Medical artificial intelligence (AI) company Lunit announced on October 13 that it will present three studies on predicting immunotherapy response using its AI biomarker platform, Lunit SCOPE, at the European Society for Medical Oncology (ESMO 2025) to be held in Berlin, Germany, from October 17 to 21.

Lunit Predicts Immunotherapy Response in Colorectal and Renal Cell Cancer with AI Analysis View original image

The oral presentation study, conducted in collaboration with Professor Chiara Cremolini's team from the Department of Oncology at the University of Pisa, Italy, focuses on the development of a biomarker to predict the efficacy of combination therapy by adding the immunotherapy drug atezolizumab (Tecentriq) to FOLFOXIRI (FOLFIRINOX) plus bevacizumab (Avastin) in patients with proficient mismatch repair metastatic colorectal cancer (pMMR mCRC).


The research team analyzed tissue slides from 161 patients using Lunit SCOPE to quantify the density of six types of cells, including lymphocytes and tumor cells. Based on this data, the AI classified patients into Group A, with high biomarker levels, and Group B, with lower levels; approximately 70% of all patients (113 individuals) were assigned to Group A. The analysis showed that among patients who received the atezolizumab combination therapy, Group A experienced a statistically significant improvement in both progression-free survival (PFS) and overall survival (OS) compared to Group B.


Notably, there was no significant difference between Group A and Group B in patients who received chemotherapy alone. However, when atezolizumab was added to the combination therapy, only Group A showed a treatment benefit, confirming that Lunit SCOPE serves as a predictive biomarker specific to immunotherapy. To independently validate the predictive power of this biomarker, the same analysis was performed using data from 48 patients who underwent combination therapy with FOLFOXIRI, cetuximab (Erbitux), and avelumab (Bavencio). In this group, patients with higher biomarker levels demonstrated improved progression-free survival and overall survival compared to those with lower biomarker levels.


This study demonstrated that AI analysis can identify a subgroup of patients with proficient mismatch repair metastatic colorectal cancer-who typically have limited response to immunotherapy-that is more likely to benefit from such treatment. In a second study conducted with the Yonsei Cancer Center research team, the effectiveness of immunotherapy combination (nivolumab plus ipilimumab) was compared to targeted therapy alone (sunitinib) in patients with advanced clear cell renal cell carcinoma. Using Lunit SCOPE, the researchers analyzed the spatial distribution of tumor-infiltrating lymphocytes (TILs) within tumor tissues and classified patients as either 'inflamed' or 'non-inflamed' based on immune activity. Among the 125 patients who received the nivolumab (Opdivo) plus ipilimumab (Yervoy) combination, the inflamed group showed an objective response rate (ORR) of 60.5%, outperforming the non-inflamed group's 23.2%.
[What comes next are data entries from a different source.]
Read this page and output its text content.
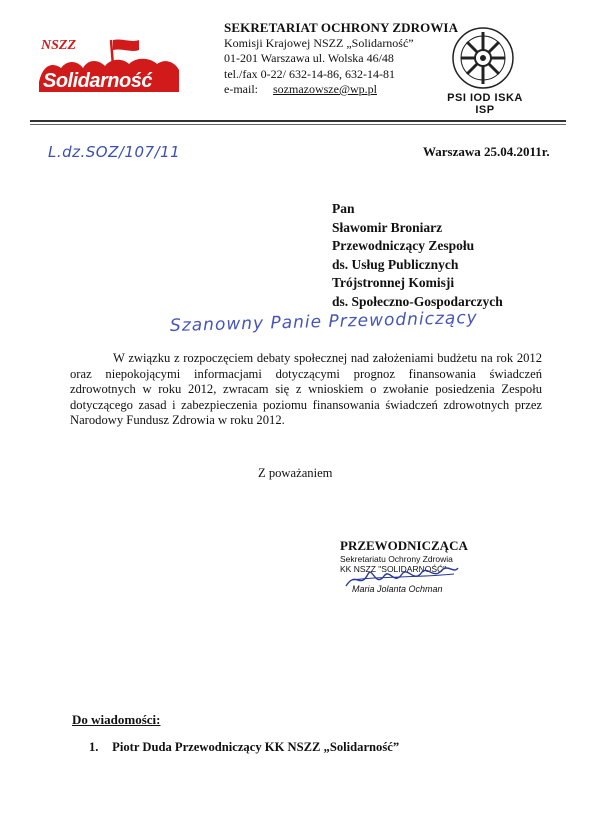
NSZZ
Solidarność
SEKRETARIAT OCHRONY ZDROWIA
Komisji Krajowej NSZZ „Solidarność”
01-201 Warszawa ul. Wolska 46/48
tel./fax 0-22/ 632-14-86, 632-14-81
e-mail: sozmazowsze@wp.pl
PSI IOD ISKA ISP
L.dz.SOZ/107/11	Warszawa 25.04.2011r.
Pan
Sławomir Broniarz
Przewodniczący Zespołu
ds. Usług Publicznych
Trójstronnej Komisji
ds. Społeczno-Gospodarczych
Szanowny Panie Przewodniczący
W związku z rozpoczęciem debaty społecznej nad założeniami budżetu na rok 2012 oraz niepokojącymi informacjami dotyczącymi prognoz finansowania świadczeń zdrowotnych w roku 2012, zwracam się z wnioskiem o zwołanie posiedzenia Zespołu dotyczącego zasad i zabezpieczenia poziomu finansowania świadczeń zdrowotnych przez Narodowy Fundusz Zdrowia w roku 2012.
Z poważaniem
PRZEWODNICZĄCA
Sekretariatu Ochrony Zdrowia
KK NSZZ "SOLIDARNOŚĆ"
Maria Jolanta Ochman
Do wiadomości:
1. Piotr Duda Przewodniczący KK NSZZ „Solidarność”
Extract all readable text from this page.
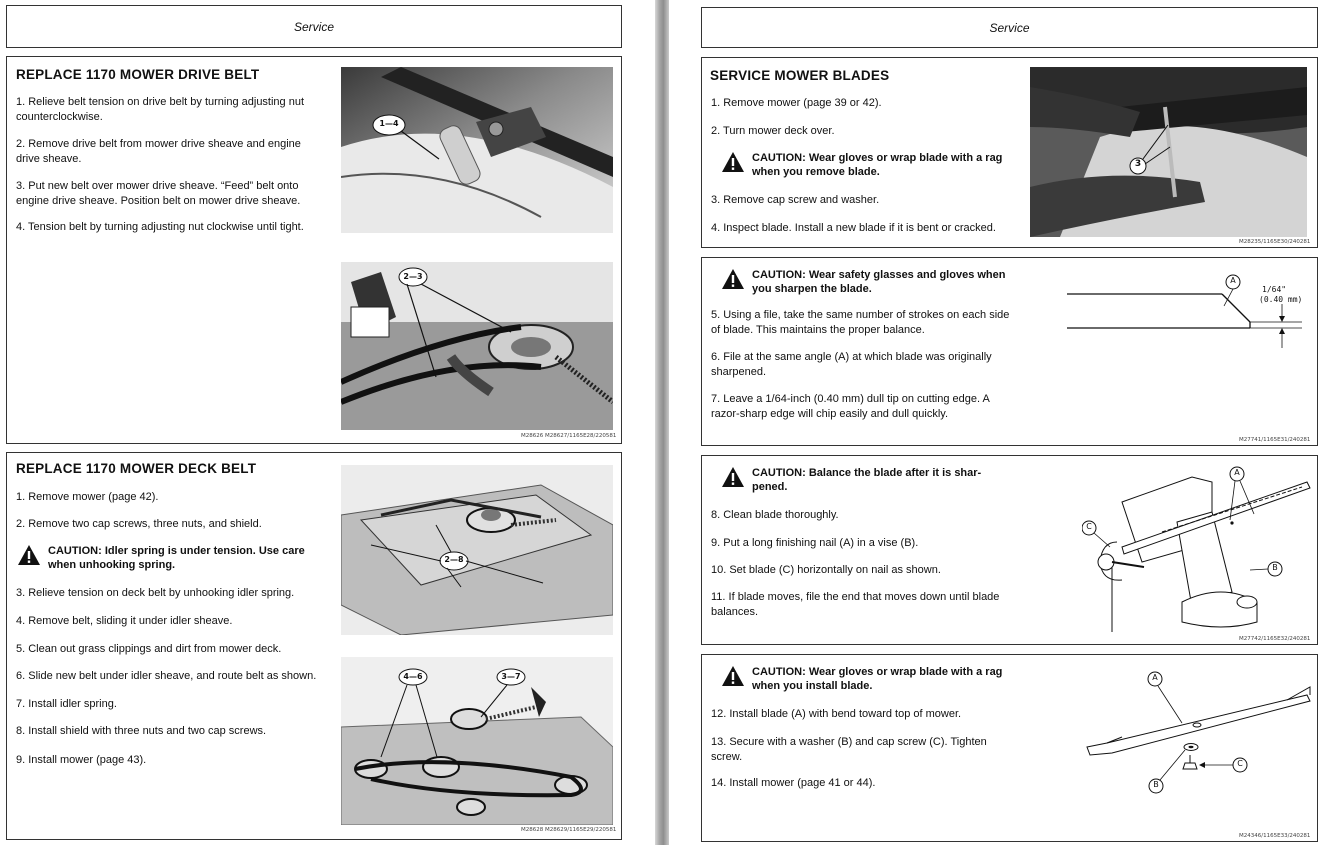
Service
REPLACE 1170 MOWER DRIVE BELT
1. Relieve belt tension on drive belt by turning adjusting nut
counterclockwise.
2. Remove drive belt from mower drive sheave and engine
drive sheave.
3. Put new belt over mower drive sheave. “Feed” belt onto
engine drive sheave. Position belt on mower drive sheave.
4. Tension belt by turning adjusting nut clockwise until tight.
1—4
2—3
M28626 M28627/1165E28/220581
REPLACE 1170 MOWER DECK BELT
1. Remove mower (page 42).
2. Remove two cap screws, three nuts, and shield.
CAUTION: Idler spring is under tension. Use care
when unhooking spring.
3. Relieve tension on deck belt by unhooking idler spring.
4. Remove belt, sliding it under idler sheave.
5. Clean out grass clippings and dirt from mower deck.
6. Slide new belt under idler sheave, and route belt as shown.
7. Install idler spring.
8. Install shield with three nuts and two cap screws.
9. Install mower (page 43).
2—8
4—6	3—7
M28628 M28629/1165E29/220581
Service
SERVICE MOWER BLADES
1. Remove mower (page 39 or 42).
2. Turn mower deck over.
CAUTION: Wear gloves or wrap blade with a rag
when you remove blade.
3. Remove cap screw and washer.
4. Inspect blade. Install a new blade if it is bent or cracked.
3
M28235/1165E30/240281
CAUTION: Wear safety glasses and gloves when
you sharpen the blade.
5. Using a file, take the same number of strokes on each side
of blade. This maintains the proper balance.
6. File at the same angle (A) at which blade was originally
sharpened.
7. Leave a 1/64-inch (0.40 mm) dull tip on cutting edge. A
razor-sharp edge will chip easily and dull quickly.
A
1/64"
(0.40 mm)
M27741/1165E31/240281
CAUTION: Balance the blade after it is shar-
pened.
8. Clean blade thoroughly.
9. Put a long finishing nail (A) in a vise (B).
10. Set blade (C) horizontally on nail as shown.
11. If blade moves, file the end that moves down until blade
balances.
A
B
C
M27742/1165E32/240281
CAUTION: Wear gloves or wrap blade with a rag
when you install blade.
12. Install blade (A) with bend toward top of mower.
13. Secure with a washer (B) and cap screw (C). Tighten
screw.
14. Install mower (page 41 or 44).
A
B
C
M24346/1165E33/240281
In contrast, among 128 patients who received sunitinib (Sutent) monotherapy, there was no observed difference in treatment efficacy based on immune phenotype. This study suggests that AI-based immune phenotype analysis could serve as a valuable predictive tool in determining first-line treatment strategies for patients with advanced renal cell carcinoma.



Seo Bumseok, CEO of Lunit, stated, "The research presented by Lunit at this year's ESMO demonstrates, with data, that AI can be linked to actual improvements in patient survival. Given that our findings have been validated across different cancer types-including colorectal, renal cell, and non-small cell lung cancer-we expect Lunit SCOPE to become a key tool for providing personalized treatment strategies in a wide range of cancers."


This content was produced with the assistance of AI translation services.